The curiosity pathway leads to spiritual growth, while the preference pathway leads to “winning/losing” and suffering. The middle way incorporates both pathways. This middle way, in turn, leads to greater complexity—which requires multiple perspective, guidance and help. Diversity and teamwork are required. It is nearly impossible to navigate a polarity by ourselves.

Barry Johnson (1996) offers us an excellent book on Polarity Management. We have offered several examples of polarity management as engaged in addressing complex health care issues (Fish and Bergquist, 2022). Johnson’s model of polarity is highly clarifying. It is quite profound—and elegant. One of us [JF] is working on how to integrate this into a major polarity we’ve been struggling with since arriving 8 years ago to create our program. We offer the experience of engaging in polarity-based team building to navigate and leverage the individual-and-team polarity in his program. The following observation by one of us [JF] has been made regarding the use of Johnson’s model:

“I am clearly what Johnson would call a Crusader for Teams.  I had an epiphany of sorts about 15 years ago that primary care would never achieve it full capacity until teamwork flourished there.  1 doctor with a different MA each clinic trying to help 1 patient navigate an increasingly complex health system has become futile and full of dysfunction, unnecessary suffering and inadequate resource support to meet the needs being brought there. So, I realized as what was then called Patient Centered Medical Home was being widely discussed, that it would not manifest until true teamwork was resourced and created within primary care. I worked at that for about 5 years at the County system I was working in—made a good deal of progress that was then disrupted severely by EPIC medical record creation that reinforced Silo separations of the staff working in primary care.
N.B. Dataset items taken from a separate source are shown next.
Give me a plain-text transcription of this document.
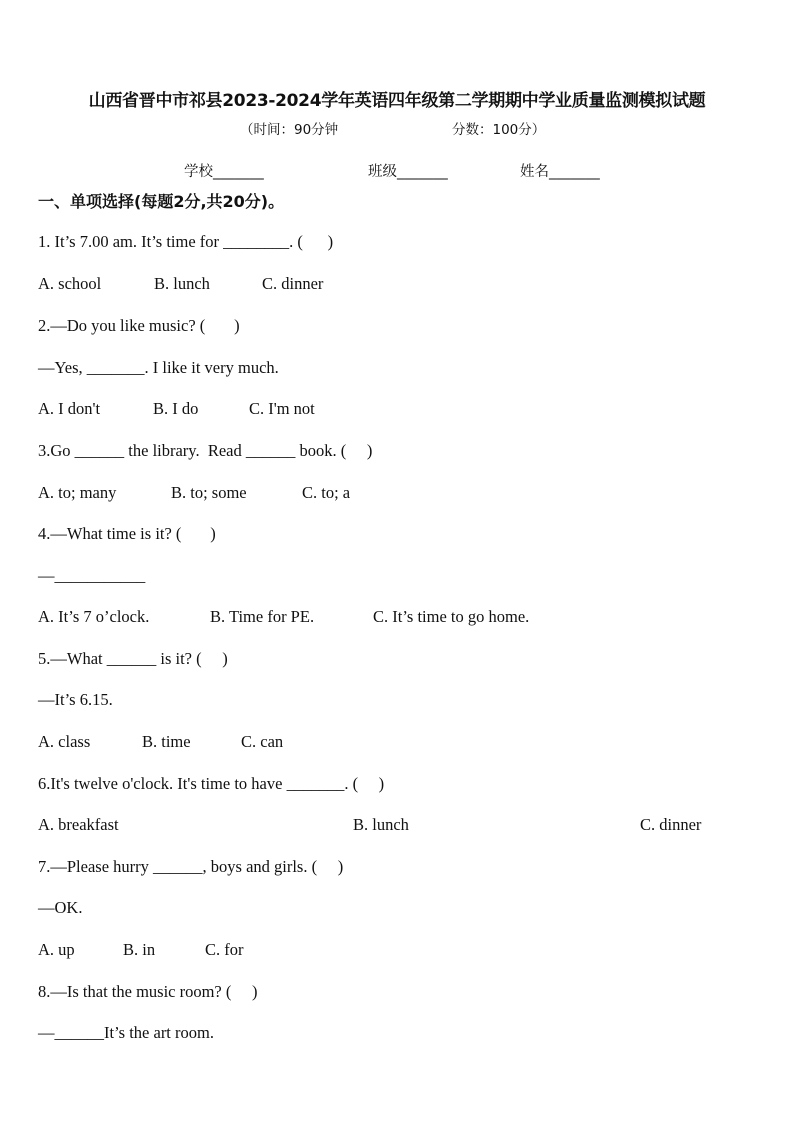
山西省晋中市祁县2023-2024学年英语四年级第二学期期中学业质量监测模拟试题
（时间：90分钟	分数：100分）
学校_______	班级_______	姓名_______
一、单项选择(每题2分,共20分)。
1. It’s 7.00 am. It’s time for ________. (      )
A. school	B. lunch	C. dinner
2.—Do you like music? (       )
—Yes, _______. I like it very much.
A. I don't	B. I do	C. I'm not
3.Go ______ the library.  Read ______ book. (     )
A. to; many	B. to; some	C. to; a
4.—What time is it? (       )
—___________
A. It’s 7 o’clock.	B. Time for PE.	C. It’s time to go home.
5.—What ______ is it? (     )
—It’s 6.15.
A. class	B. time	C. can
6.It's twelve o'clock. It's time to have _______. (     )
A. breakfast	B. lunch	C. dinner
7.—Please hurry ______, boys and girls. (     )
—OK.
A. up	B. in	C. for
8.—Is that the music room? (     )
—______It’s the art room.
When I came to John Muir, I came with a growing sense of determination that I would found this program on teamwork—not just of doctors with doctors, but across the entire community. That work began with partnerships {dyads), then built toward teams, and is now emerging toward a genuine sense of a learning, leading and loving community (my vision for our residency program which has now become a shared vision of everyone in the community—or at least getting there).

So, I have been fanatical about team building, psychological safety, trust, health conflict navigation, team commitment, team accountability (rather than top-down), and all of us taking care of each other so we can take care of others {like the patients).

I can see now that we can use the Polarity matrix to move toward heightened strengths of both individual and team dynamics.  I think our community will enjoy that because we are seeing some of the downsides of teams and I wasn’t quite sure how to address that without looking like I’m giving up on teams—so this now will make it totally FUN. Thanks for that.”